M. Burban a fait valoir qu' il y avait lieu de lui permettre de rectifier l' erreur, parce que celle-ci procédait de renseignements qu' il avait reçus d' un fonctionnaire du Parlement. Le Tribunal de première instance a pris position sur cet argument sans décider de façon définitive si de telles informations erronées avaient été données à M. Burban, le Tribunal ayant considéré que les renseignements dont l' intéressé se prévalait, "à les supposer établis et pour regrettables qu' ils soient", n'
étaient pas de nature à lui donner gain de cause. Nous partageons l' avis du Tribunal sur ce point.

M. Burban ne saurait se prévaloir de déclarations dont la teneur est contraire à des règles clairement fixées en ce qui concerne le déroulement des opérations du concours et émanant d' un fonctionnaire non compétent en la matière. Il est manifeste que le fonctionnaire en cause n' avait aucune compétence pour modifier l' obligation de joindre des pièces justificatives, telle qu' elle avait sans ambiguïté été définie dans l' avis de concours par l' autorité investie du pouvoir de nomination. Les
déclarations de ce fonctionnaire ne peuvent ni habiliter ni - a fortiori - obliger le jury ou l' AIPN à agir en contrariété avec l' avis de concours. Cette opinion est corroborée, au reste, par la jurisprudence selon laquelle on ne saurait se prévaloir des déclarations contraires au statut; nous renvoyons à cet égard à l' arrêt de la Cour dans l' affaire Vlachou (3) ainsi qu' aux conclusions de l' avocat général Warner dans l' affaire Dautzenberg (4).

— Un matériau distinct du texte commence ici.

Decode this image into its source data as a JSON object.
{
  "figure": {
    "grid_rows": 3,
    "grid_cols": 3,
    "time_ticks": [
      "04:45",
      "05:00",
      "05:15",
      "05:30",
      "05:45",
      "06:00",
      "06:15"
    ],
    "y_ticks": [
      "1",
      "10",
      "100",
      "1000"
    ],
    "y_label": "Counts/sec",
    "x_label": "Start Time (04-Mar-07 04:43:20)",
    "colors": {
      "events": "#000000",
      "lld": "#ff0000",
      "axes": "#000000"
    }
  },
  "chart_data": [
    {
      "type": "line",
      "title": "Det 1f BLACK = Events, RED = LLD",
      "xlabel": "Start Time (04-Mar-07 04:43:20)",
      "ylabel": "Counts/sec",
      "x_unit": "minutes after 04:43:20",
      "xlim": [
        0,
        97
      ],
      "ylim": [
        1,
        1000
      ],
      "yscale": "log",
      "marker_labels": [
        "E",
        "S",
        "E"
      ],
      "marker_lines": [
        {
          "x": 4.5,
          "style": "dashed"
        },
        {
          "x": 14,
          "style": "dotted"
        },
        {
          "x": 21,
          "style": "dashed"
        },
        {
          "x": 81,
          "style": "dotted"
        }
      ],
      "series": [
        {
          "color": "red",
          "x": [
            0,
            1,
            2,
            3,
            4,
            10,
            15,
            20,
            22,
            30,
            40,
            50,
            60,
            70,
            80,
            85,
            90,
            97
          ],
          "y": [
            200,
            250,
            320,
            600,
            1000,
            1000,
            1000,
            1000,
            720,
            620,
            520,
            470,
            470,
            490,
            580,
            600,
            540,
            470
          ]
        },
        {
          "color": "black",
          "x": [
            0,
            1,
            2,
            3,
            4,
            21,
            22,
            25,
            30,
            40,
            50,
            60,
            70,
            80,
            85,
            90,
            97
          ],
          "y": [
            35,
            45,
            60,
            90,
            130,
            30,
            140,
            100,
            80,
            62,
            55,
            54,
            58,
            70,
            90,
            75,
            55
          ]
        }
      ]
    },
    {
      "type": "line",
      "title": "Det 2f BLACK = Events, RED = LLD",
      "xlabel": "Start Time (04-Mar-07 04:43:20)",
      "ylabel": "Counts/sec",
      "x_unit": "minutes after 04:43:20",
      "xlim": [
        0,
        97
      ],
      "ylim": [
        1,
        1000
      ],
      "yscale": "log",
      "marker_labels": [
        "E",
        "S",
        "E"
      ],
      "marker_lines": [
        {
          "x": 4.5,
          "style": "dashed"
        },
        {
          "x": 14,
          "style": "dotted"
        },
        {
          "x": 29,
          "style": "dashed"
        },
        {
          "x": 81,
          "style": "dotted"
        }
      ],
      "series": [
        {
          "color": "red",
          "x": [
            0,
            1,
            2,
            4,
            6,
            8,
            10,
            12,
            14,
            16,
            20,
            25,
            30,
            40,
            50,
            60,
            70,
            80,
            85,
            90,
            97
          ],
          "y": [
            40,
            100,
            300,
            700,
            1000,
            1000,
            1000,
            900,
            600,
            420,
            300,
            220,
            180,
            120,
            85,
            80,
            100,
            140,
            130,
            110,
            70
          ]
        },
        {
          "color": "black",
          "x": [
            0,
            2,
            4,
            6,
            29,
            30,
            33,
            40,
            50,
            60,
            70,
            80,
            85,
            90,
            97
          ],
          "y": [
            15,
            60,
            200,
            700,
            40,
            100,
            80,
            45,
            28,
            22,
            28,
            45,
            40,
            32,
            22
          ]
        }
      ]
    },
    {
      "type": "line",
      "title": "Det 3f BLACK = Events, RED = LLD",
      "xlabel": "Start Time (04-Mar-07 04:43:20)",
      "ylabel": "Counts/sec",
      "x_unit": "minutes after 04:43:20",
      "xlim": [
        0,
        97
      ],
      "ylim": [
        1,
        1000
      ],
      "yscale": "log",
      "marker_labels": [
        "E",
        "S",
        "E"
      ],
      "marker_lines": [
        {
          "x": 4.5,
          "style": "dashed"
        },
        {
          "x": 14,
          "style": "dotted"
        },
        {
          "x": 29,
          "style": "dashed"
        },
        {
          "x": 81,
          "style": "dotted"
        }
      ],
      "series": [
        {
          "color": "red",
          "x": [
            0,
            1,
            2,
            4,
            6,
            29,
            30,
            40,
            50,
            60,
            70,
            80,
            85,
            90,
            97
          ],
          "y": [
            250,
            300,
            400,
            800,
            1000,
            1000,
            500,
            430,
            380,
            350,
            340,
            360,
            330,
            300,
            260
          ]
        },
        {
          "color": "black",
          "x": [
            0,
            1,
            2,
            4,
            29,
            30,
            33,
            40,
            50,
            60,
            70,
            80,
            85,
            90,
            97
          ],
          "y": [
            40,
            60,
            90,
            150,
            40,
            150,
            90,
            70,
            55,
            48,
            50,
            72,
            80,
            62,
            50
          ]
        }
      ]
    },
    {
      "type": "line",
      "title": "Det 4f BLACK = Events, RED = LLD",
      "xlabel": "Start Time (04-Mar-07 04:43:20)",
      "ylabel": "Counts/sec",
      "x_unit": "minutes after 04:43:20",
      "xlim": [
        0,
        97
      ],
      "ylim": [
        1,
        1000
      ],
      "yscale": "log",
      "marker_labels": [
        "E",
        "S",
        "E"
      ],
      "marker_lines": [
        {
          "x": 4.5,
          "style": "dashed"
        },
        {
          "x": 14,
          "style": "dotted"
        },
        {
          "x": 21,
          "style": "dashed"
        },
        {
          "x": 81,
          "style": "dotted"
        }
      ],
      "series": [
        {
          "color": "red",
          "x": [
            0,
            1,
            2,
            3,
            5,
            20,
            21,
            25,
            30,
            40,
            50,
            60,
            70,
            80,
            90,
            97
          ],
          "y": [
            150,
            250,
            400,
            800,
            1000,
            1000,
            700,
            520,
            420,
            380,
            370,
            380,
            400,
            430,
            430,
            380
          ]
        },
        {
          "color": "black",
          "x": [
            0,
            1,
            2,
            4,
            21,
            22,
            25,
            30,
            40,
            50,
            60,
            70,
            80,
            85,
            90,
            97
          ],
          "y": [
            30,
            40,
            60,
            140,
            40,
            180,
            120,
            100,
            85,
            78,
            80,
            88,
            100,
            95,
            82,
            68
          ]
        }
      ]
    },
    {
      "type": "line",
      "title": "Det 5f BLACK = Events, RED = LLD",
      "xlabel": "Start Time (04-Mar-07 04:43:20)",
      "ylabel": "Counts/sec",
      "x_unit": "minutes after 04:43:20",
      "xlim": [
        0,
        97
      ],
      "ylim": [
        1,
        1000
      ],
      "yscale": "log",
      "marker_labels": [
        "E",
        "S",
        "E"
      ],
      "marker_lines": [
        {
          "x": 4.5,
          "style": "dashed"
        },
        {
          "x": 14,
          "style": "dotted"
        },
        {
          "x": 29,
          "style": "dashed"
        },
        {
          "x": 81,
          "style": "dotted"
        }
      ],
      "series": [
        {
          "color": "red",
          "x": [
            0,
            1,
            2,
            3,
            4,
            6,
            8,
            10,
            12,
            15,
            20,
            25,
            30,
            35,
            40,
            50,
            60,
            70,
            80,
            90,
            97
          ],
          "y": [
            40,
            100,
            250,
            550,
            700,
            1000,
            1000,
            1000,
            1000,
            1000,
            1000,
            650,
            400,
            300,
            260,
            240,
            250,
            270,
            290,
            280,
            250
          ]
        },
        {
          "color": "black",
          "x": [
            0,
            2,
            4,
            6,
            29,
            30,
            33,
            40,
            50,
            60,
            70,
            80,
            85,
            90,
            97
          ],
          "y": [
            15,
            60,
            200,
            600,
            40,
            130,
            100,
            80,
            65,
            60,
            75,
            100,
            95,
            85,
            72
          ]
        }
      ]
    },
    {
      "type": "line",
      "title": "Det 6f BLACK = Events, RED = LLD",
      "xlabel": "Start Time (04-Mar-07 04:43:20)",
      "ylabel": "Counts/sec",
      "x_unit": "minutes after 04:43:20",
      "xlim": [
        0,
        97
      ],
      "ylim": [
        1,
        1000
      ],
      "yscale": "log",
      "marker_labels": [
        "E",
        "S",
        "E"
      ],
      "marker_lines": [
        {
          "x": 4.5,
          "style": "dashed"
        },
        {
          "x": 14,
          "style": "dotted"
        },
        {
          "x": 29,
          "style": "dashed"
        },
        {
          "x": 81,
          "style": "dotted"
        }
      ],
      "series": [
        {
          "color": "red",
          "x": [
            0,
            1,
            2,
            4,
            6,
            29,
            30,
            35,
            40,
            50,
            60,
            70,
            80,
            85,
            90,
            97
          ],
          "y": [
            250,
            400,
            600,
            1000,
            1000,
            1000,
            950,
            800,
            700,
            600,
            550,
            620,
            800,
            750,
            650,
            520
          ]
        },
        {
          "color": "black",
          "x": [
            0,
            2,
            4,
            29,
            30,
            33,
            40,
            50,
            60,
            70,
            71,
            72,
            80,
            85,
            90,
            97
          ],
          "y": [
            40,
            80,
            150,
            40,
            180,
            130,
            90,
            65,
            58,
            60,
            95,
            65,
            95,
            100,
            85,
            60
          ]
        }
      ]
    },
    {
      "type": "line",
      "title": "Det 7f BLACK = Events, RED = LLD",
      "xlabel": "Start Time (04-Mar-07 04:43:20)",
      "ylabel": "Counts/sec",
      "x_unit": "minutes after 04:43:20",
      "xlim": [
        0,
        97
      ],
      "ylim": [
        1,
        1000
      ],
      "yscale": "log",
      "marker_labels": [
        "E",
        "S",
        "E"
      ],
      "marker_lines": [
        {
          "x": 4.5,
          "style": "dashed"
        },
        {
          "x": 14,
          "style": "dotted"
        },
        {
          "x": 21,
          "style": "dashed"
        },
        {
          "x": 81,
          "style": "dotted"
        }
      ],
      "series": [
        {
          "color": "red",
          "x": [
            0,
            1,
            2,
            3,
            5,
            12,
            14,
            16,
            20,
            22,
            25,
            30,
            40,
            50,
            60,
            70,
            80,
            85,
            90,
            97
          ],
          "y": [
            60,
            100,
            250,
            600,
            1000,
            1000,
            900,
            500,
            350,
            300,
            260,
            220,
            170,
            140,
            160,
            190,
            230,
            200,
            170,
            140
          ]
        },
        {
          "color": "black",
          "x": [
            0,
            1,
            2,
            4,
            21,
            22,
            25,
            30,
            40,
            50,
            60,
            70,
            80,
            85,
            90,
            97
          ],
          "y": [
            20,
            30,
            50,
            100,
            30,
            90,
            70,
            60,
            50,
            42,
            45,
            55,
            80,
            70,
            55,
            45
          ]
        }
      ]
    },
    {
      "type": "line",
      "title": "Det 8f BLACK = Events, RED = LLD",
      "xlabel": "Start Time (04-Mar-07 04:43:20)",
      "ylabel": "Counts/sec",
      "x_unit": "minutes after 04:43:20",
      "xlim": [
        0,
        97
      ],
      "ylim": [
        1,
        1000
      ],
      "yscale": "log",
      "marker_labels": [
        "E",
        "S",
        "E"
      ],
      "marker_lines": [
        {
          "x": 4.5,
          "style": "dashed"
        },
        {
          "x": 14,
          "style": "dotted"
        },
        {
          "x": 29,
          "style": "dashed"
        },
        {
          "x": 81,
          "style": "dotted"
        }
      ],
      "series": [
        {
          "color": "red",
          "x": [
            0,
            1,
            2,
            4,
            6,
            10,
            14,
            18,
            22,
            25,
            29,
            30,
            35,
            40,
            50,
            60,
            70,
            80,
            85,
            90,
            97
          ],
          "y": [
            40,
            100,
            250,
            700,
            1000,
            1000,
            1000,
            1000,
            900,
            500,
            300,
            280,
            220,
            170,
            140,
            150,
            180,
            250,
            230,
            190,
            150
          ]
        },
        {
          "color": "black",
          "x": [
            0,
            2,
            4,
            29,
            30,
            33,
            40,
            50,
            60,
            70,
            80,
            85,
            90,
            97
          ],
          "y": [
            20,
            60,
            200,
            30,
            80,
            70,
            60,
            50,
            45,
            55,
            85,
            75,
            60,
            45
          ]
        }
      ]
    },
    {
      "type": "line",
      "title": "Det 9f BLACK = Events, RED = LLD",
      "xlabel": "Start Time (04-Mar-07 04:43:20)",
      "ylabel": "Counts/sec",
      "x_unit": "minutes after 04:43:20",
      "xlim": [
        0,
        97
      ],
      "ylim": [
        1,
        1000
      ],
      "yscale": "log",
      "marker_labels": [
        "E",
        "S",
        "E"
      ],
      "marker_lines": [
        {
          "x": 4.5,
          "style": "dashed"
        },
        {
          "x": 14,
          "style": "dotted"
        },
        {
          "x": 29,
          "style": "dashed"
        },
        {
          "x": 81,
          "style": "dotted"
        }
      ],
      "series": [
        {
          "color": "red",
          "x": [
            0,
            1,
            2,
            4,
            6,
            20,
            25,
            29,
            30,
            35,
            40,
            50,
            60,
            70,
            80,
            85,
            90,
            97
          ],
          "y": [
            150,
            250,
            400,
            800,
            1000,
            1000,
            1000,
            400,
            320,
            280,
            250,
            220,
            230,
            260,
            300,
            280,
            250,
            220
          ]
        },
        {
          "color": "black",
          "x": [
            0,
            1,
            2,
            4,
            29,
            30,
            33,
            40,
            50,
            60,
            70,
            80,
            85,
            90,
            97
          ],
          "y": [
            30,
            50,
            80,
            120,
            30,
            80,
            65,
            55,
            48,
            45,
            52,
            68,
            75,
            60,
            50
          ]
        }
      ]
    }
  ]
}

5. M. Burban a, en outre, fait valoir qu' il résulterait de la jurisprudence de la Cour que le jury était, en raison du devoir de sollicitude et du principe de bonne administration, tenu d' appliquer la disposition de l' article 2, paragraphe 2, de l' annexe III du statut, selon lequel des documents et renseignements complémentaires peuvent être requis des candidats. A cet égard, M. Burban a invoqué les arrêts de la Cour du 23 octobre 1986, Schwiering/Cour des comptes (5) et du 4 février 1987,
Maurissen/Cour des comptes (6). A notre avis, cet argument ne résiste pas à l' analyse. Tout d' abord, la présomption contraire pèse sur cette thèse, étant donné qu' une telle obligation ne résulte pas du libellé de la disposition précitée. En second lieu, la Cour a déclaré, dans son arrêt du 25 avril 1978, Allgayer/Parlement (7), qu' un jury n' a pas une telle obligation. Les deux arrêts invoqués par M. Burban n' ont pas modifié l' état du droit en la matière. Ces deux arrêts concernaient des
situations

- relatives à des concours internes;

- comportant un nombre réduit de candidats;

- dans lesquelles les fonctionnaires concernés avaient transmis des pièces justificatives dans le délai de présentation des candidatures, et

- dans lesquelles le jury avait décidé de faire usage de la faculté de requérir des informations complémentaires, visée à l' article 2, paragraphe 2.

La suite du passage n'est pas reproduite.